In 1945 his plane was shot down in Axis-controlled Yugoslavia. For 10 harrowing days, Crow and the bombing crew hid in grain fields from German soldiers. They were armed only with a couple of pistols.
They met up with a British spy who had disguised himself as a female farmworker and led the American crew to a daring escape, jumping aboard a moving plane that had touched down just long enough to pick up the crew and avoid capture.
Crow didn’t dwell on his military service, said his friend, Nickle. However, he was awarded the Purple Heart; the Distinguished Flying Cross; the Air Medal with two oak leaf clusters, which denote subsequent bestowals of the award; and the Mediterranean Theater Ribbon with six battle stars.

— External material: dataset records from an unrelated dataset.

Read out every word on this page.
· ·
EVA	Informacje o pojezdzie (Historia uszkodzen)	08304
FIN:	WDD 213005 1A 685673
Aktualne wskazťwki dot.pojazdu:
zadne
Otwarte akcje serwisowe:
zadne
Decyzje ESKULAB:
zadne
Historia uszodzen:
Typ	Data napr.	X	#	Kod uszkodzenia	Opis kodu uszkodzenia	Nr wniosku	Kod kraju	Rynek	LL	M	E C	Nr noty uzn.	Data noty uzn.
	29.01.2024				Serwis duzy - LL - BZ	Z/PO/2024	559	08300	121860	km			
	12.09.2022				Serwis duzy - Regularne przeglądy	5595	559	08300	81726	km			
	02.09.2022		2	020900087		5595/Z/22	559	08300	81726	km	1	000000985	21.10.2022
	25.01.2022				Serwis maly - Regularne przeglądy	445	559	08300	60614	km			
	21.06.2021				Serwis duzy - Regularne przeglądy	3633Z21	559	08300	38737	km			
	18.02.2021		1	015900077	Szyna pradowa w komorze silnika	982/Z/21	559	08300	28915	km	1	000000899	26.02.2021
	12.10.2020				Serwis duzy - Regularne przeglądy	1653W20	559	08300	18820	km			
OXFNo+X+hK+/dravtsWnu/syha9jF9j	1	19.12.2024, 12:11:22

After the war, the Crows made their home in Spokane. James Crow set to work inventing a machine that used centrifugal force to separate and clean grass seed.
It became the backbone of Crow and Co., a Spokane Valley business.
Crow sold the rights to his technology, Nickle said, and retired in 1973.
“Jim wasn’t the kind that made a fortune at his business. He was frugal and watched his money,” Nickle said. Crow invested wisely over the years, enabling him to leave a legacy gift decades after he left work.
The Crows spent their retirement years traveling the world. They lived otherwise modest lives in north Spokane. They never had children, but they enjoyed the company of family and friends.
Touched by charities’ work
In his later years, after Crow lost his sight to glaucoma, he was touched by a story of a relative’s child who was helped by the Guilds’ School.
“The doctors couldn’t save his sight, but he was always positive. I can’t remember a time that he wasn’t. That never changed,” Nickle said. “He was fascinated by the work of the Guilds’ School and decided years ago that would be a great thing to contribute to.”
Crow also took an interest in the Vanessa Behan Crisis Nursery.
Last year the nursery helped 4,000 children ages birth to 6, said Amy Knapton, executive director.
“Mr. Crow’s gift will help us help more children,” she said.